Hasilnya menunjukkan wolbachia bisa melumpuhkan virus dengue di dalam tubuhnnyamuk aedes aegypti. Walhasil, virus dengue tidak akan menular ke dalam tubuh manusia.

"Jika aedes aegypti jantan berwolbachia kawin dengan aedes aegypti betina, virus dengue pada nyamuk betina akan terblok. Selain itu, jika yang berwolbachia itu nyamuk betina kawin dengan nyamuk jantan yang tidak berwolbachia maka seluruh telurnya akan mengandung wolbachia," demikian pernyataan resmi Kemenkes, dikutip Selasa (14/11)

Uji coba. nyamuk ber-wolbachia dilakukan di Kota Yogyakarta, Kabupaten Bantul pada 2022. Kasus demam berdarah di lokasi tersebut khususnya pasien yang dirawat di RS, menurun sebanyak 86 persen. Sementara kasus DBD secara keseluruhan berhasil ditekan hingga 77 persen.

Menurut Kepala Dinas Kesehatan Kota Yogyakarta, Emma Rahmi Aryani, juga penurunan penyebaran DBD ini sejalan dengan penerapan wolbachia. Penurunan bahkan terbilang sangat signifikan.

"Jumlah kasus di Kota Yogyakarta pada bulan Januari hingga Mei 2023 dibanding pola maksimum dan minimum di 7 tahun sebelumnya (2015 - 2022) berada di bawah garis minimum," terang Emma.

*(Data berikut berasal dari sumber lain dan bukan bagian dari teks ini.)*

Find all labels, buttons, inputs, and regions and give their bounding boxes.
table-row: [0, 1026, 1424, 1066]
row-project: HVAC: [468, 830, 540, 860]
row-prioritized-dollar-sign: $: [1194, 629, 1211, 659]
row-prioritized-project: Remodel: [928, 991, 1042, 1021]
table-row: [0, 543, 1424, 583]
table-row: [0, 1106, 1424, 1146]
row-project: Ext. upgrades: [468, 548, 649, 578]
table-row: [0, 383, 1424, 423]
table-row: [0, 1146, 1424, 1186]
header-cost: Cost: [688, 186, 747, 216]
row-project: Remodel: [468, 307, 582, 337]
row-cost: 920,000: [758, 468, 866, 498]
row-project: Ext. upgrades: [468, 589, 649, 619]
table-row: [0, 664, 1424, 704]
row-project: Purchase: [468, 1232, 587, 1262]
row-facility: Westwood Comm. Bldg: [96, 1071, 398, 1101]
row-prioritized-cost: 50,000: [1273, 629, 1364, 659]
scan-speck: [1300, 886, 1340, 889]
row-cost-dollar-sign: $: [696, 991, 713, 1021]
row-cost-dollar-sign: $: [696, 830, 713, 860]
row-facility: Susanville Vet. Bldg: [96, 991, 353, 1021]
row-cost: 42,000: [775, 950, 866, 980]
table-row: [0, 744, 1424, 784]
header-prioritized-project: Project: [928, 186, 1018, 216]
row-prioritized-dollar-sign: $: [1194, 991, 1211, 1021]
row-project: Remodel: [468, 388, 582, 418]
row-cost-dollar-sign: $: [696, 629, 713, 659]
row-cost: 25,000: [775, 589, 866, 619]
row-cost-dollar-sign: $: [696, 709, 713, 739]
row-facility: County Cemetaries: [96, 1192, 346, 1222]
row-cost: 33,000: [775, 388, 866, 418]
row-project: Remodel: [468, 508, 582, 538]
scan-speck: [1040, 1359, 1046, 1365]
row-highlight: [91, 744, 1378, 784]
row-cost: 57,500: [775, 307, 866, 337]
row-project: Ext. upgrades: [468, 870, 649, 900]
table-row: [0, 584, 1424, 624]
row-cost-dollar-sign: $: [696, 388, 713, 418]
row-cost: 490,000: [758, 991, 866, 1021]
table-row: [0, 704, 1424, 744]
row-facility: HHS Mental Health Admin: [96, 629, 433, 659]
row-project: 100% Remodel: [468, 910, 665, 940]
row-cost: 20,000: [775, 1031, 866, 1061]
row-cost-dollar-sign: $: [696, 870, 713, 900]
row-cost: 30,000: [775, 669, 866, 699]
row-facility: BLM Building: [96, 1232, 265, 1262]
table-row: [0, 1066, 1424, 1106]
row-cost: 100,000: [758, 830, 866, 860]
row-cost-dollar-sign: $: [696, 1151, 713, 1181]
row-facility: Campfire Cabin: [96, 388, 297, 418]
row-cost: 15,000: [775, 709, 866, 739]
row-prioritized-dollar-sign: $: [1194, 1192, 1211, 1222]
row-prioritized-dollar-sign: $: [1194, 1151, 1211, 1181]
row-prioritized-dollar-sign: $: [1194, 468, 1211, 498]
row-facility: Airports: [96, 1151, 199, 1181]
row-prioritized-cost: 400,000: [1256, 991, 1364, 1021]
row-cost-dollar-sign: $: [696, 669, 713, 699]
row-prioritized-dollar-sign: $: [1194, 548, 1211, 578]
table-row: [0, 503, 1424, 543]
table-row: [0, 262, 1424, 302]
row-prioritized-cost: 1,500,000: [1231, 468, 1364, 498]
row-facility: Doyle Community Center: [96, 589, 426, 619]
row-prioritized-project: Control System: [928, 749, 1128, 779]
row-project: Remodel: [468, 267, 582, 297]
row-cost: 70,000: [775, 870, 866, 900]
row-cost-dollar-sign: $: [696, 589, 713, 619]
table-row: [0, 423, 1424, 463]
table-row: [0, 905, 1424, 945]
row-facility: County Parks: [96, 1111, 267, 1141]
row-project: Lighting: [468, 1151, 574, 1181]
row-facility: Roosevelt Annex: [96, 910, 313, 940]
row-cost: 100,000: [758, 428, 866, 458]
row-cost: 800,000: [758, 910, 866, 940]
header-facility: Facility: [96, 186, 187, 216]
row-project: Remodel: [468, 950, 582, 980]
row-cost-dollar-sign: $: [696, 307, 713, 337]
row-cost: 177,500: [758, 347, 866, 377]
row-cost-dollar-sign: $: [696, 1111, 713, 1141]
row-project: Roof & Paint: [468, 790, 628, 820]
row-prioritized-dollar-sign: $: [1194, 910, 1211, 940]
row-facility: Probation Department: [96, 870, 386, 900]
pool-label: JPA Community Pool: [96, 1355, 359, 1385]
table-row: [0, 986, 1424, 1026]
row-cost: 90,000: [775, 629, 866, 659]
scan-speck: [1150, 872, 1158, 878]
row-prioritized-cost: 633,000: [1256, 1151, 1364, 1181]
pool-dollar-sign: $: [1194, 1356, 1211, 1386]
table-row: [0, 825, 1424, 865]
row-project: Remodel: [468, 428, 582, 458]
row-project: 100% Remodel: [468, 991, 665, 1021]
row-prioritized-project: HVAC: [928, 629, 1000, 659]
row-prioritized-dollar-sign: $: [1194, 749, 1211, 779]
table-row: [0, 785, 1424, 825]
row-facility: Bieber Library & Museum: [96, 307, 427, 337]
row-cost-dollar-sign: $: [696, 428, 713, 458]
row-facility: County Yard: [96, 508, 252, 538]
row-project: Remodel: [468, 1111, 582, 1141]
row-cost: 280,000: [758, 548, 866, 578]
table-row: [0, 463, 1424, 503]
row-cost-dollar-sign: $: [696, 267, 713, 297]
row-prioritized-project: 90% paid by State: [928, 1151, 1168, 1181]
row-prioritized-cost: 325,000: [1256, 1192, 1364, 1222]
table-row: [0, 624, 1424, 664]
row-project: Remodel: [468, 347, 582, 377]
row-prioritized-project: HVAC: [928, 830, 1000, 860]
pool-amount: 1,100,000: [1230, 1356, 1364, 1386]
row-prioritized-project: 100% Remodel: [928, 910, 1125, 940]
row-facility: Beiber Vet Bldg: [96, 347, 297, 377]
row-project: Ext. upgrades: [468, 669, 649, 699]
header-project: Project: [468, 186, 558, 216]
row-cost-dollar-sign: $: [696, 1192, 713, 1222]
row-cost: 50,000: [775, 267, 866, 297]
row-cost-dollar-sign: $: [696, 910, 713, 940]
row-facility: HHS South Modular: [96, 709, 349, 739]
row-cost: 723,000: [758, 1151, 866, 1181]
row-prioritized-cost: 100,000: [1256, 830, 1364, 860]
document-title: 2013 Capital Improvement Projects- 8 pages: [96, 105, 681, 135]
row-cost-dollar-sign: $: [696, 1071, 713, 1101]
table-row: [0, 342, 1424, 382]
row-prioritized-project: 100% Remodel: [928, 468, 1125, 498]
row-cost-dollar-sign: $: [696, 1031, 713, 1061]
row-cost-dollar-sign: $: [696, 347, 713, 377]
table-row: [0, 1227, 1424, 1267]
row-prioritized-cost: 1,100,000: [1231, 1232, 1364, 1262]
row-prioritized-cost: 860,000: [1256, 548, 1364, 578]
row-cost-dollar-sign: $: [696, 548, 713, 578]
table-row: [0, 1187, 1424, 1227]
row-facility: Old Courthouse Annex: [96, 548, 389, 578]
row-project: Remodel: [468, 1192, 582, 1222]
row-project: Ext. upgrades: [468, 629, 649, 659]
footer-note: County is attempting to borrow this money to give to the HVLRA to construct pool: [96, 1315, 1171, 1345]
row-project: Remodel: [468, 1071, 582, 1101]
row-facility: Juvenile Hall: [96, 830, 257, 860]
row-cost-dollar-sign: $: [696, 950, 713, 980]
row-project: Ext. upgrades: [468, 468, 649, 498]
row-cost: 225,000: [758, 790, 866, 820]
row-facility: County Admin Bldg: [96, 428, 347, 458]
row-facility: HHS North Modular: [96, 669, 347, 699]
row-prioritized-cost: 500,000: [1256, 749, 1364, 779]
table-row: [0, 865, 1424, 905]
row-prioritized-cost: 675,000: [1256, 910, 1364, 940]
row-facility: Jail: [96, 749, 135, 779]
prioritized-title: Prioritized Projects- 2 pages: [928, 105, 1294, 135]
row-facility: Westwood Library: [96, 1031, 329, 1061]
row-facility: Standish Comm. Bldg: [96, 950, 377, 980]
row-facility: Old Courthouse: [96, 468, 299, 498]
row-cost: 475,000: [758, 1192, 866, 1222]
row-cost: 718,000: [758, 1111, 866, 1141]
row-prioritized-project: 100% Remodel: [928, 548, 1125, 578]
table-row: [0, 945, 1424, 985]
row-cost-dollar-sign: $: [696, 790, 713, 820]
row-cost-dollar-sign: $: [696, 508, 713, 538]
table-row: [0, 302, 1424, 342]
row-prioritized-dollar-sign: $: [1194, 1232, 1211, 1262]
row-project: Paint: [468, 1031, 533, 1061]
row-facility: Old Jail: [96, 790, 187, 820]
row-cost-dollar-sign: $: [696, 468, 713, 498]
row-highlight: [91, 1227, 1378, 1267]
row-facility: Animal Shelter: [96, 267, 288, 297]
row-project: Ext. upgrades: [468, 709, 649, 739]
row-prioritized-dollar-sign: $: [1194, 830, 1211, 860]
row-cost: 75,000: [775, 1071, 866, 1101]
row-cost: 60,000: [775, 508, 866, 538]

Di sisi lain, Sigit Hartobudiono, Lurah Patangpuluhan Yogyakarta mengaku sempat ada kekhawatiran terkait penyebaran nyambuk ber-wolbachia di masyarakat.

"Masyarakat pada awalnya memang ada kekhawatiran karena pemahaman dari masyarakat itu nyamuk ini dilepas kok bisa mengurangi (DBD). Tapi seiring berjalan dan kita sudah ada edukasi, ada sosialisasi, sekarang masyarakat justru semakin paham, bahwa sebenarnya teknologi ini untuk mengurangi DBD," kata Sigit.